As we stand there in an early morning haze, we pass out tissues or spare gloves and coordinate after-school pick-ups. We run errands for each other. We take each others’ kids in the evening.
But our value to one another doesn’t stop with the kids. Often we stand on the corner well after the bus has pulled away with our children, sometimes gripping warm coffee mugs, as we exchange the joys and fears of our lives as wives and mothers. Not infrequently, it’s my connection with those other bus stop moms that gets me through the day, the week, and even the year. Though a few of us are dressed and ready for work, many of us work part-time or from home, so we can frequently be found in slippers and sweats, the raw frustrations of the morning rush still seething in our brains.
One morning, I was so frustrated with my daughter–all forty pounds of her sassy, eye-rolling, foot stomping little body. What was I doing wrong? What was wrong with her? Should I take her to a psychologist? Would it get better? What are reasonable consequences? And is locking her in her bedroom for the next 10 years an option?
The four of us who dawdled that morning stood there, contemplating this small crisis. The other women listened to my ranting non-judgmentally, and all commiserated at some level. One admitted to having a similar morning with her daughter. One offered a book suggestion. Another mom with a teenager gave me the long-term perspective, promising a reprieve for a few years, but then some notched-up intensity later. This more experienced mom told me it’s almost like her daughter can’t control her wackiness. So much of these behaviors are spawned by hormones, which makes it difficult to tease out the real issues from those magnified by a body and mind going through puberty.

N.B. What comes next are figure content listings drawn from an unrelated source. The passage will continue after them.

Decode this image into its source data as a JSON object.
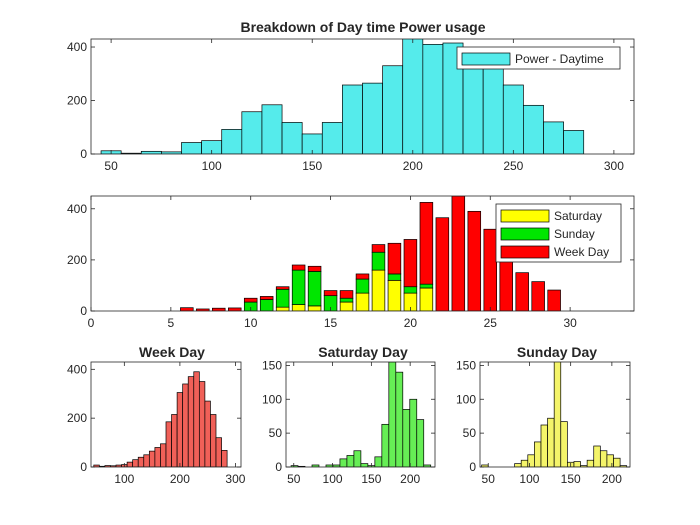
{
  "chart_data": [
    {
      "id": "top",
      "type": "bar",
      "title": "Breakdown of Day time Power usage",
      "xlim": [
        40,
        310
      ],
      "ylim": [
        0,
        430
      ],
      "xticks": [
        50,
        100,
        150,
        200,
        250,
        300
      ],
      "yticks": [
        0,
        200,
        400
      ],
      "bin_width": 10,
      "bins": [
        50,
        60,
        70,
        80,
        90,
        100,
        110,
        120,
        130,
        140,
        150,
        160,
        170,
        180,
        190,
        200,
        210,
        220,
        230,
        240,
        250,
        260,
        270,
        280,
        290
      ],
      "series": [
        {
          "name": "Power - Daytime",
          "color": "#55ebeb",
          "values": [
            12,
            3,
            10,
            8,
            43,
            50,
            92,
            158,
            184,
            118,
            75,
            118,
            258,
            265,
            330,
            435,
            410,
            415,
            375,
            330,
            258,
            182,
            120,
            88,
            0
          ]
        }
      ],
      "legend": {
        "location": "top-right",
        "entries": [
          "Power - Daytime"
        ]
      },
      "grid": false
    },
    {
      "id": "middle",
      "type": "bar",
      "stacked": true,
      "title": "",
      "xlim": [
        0,
        34
      ],
      "ylim": [
        0,
        450
      ],
      "xticks": [
        0,
        5,
        10,
        15,
        20,
        25,
        30
      ],
      "yticks": [
        0,
        200,
        400
      ],
      "x": [
        6,
        7,
        8,
        9,
        10,
        11,
        12,
        13,
        14,
        15,
        16,
        17,
        18,
        19,
        20,
        21,
        22,
        23,
        24,
        25,
        26,
        27,
        28,
        29
      ],
      "series": [
        {
          "name": "Saturday",
          "color": "#ffff00",
          "values": [
            0,
            0,
            0,
            0,
            0,
            0,
            15,
            25,
            20,
            0,
            35,
            70,
            160,
            120,
            70,
            90,
            0,
            0,
            0,
            0,
            0,
            0,
            0,
            0
          ]
        },
        {
          "name": "Sunday",
          "color": "#00e600",
          "values": [
            0,
            0,
            0,
            0,
            35,
            45,
            70,
            135,
            135,
            60,
            15,
            55,
            70,
            25,
            25,
            15,
            0,
            0,
            0,
            0,
            0,
            0,
            0,
            0
          ]
        },
        {
          "name": "Week Day",
          "color": "#ff0000",
          "values": [
            13,
            8,
            11,
            12,
            15,
            12,
            10,
            20,
            20,
            20,
            30,
            20,
            30,
            120,
            185,
            320,
            365,
            450,
            390,
            320,
            215,
            150,
            115,
            82
          ]
        }
      ],
      "legend": {
        "location": "top-right",
        "entries": [
          "Saturday",
          "Sunday",
          "Week Day"
        ]
      },
      "grid": false
    },
    {
      "id": "weekday",
      "type": "bar",
      "title": "Week Day",
      "xlim": [
        40,
        310
      ],
      "ylim": [
        0,
        430
      ],
      "xticks": [
        100,
        200,
        300
      ],
      "yticks": [
        0,
        200,
        400
      ],
      "bin_width": 10,
      "bins": [
        50,
        60,
        70,
        80,
        90,
        100,
        110,
        120,
        130,
        140,
        150,
        160,
        170,
        180,
        190,
        200,
        210,
        220,
        230,
        240,
        250,
        260,
        270,
        280
      ],
      "series": [
        {
          "name": "Week Day",
          "color": "#f06058",
          "values": [
            8,
            3,
            6,
            5,
            8,
            10,
            20,
            30,
            40,
            50,
            65,
            80,
            95,
            185,
            215,
            305,
            340,
            370,
            390,
            350,
            270,
            215,
            120,
            68
          ]
        }
      ],
      "grid": false
    },
    {
      "id": "saturday",
      "type": "bar",
      "title": "Saturday Day",
      "xlim": [
        40,
        232
      ],
      "ylim": [
        0,
        155
      ],
      "xticks": [
        50,
        100,
        150,
        200
      ],
      "yticks": [
        0,
        50,
        100,
        150
      ],
      "bin_width": 9,
      "bins": [
        42,
        51,
        60,
        69,
        78,
        87,
        96,
        105,
        114,
        123,
        132,
        141,
        150,
        159,
        168,
        177,
        186,
        195,
        204,
        213,
        222
      ],
      "series": [
        {
          "name": "Saturday Day",
          "color": "#66ee55",
          "values": [
            0,
            2,
            1,
            0,
            3,
            0,
            3,
            3,
            12,
            17,
            24,
            5,
            2,
            15,
            63,
            155,
            140,
            85,
            100,
            70,
            3
          ]
        }
      ],
      "grid": false
    },
    {
      "id": "sunday",
      "type": "bar",
      "title": "Sunday Day",
      "xlim": [
        40,
        222
      ],
      "ylim": [
        0,
        155
      ],
      "xticks": [
        50,
        100,
        150,
        200
      ],
      "yticks": [
        0,
        50,
        100,
        150
      ],
      "bin_width": 8,
      "bins": [
        46,
        54,
        62,
        70,
        78,
        86,
        94,
        102,
        110,
        118,
        126,
        134,
        142,
        150,
        158,
        166,
        174,
        182,
        190,
        198,
        206,
        214
      ],
      "series": [
        {
          "name": "Sunday Day",
          "color": "#f4f46a",
          "values": [
            3,
            0,
            0,
            0,
            0,
            5,
            10,
            18,
            37,
            62,
            72,
            158,
            67,
            7,
            8,
            2,
            10,
            31,
            24,
            18,
            13,
            2
          ]
        }
      ],
      "grid": false
    }
  ]
}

Of course, intellectually, I knew everything these women told me was true, and I knew it before I ever arrived at the bus stop that morning. But to have these women reassure me validated my frustrations and made me feel less alone. I left feeling better about everything, regardless of what might happen with my daughter when she returned home from school that day. And I knew I was not a terrible mom. My case was not hopeless. My bus stop cohorts had assured me my relationship with my eight-year-old was within the range of normal.
That morning was not an unusual experience.
Our bus stop conversations give us the chance to vent about our kids’ slipping grades, to learn which teachers are the best and which are the worst, who to call for evening babysitting help, and what to make for a quick dinner that tastes divine. We swap diet tips, parenting tactics, and favorite novels. We support job changes, returns to school, career setbacks, and family crises. We know whose mother has just been diagnosed with terminal cancer, whose child is seeing a therapist, who has tried which anti-anxiety med, and whose husband forgot his wedding anniversary.
On a certain level, my relationship with these bus stop moms is mundane, a completely normal, everyday thing that I think I often take for granted. (That’s why it never crosses my mind to worry when I’m 15 minutes late to pick up the kids.)
But thanks to my husband’s perspective on the bus stop gaggle, I can appreciate the genuine community our little circle provides. He saw one of the best gifts of my life outside of my immediate family. Jorge reminded me in a way that there are times when the most meaningful part of my day may simply be the ten minutes I stand on that corner with those other moms.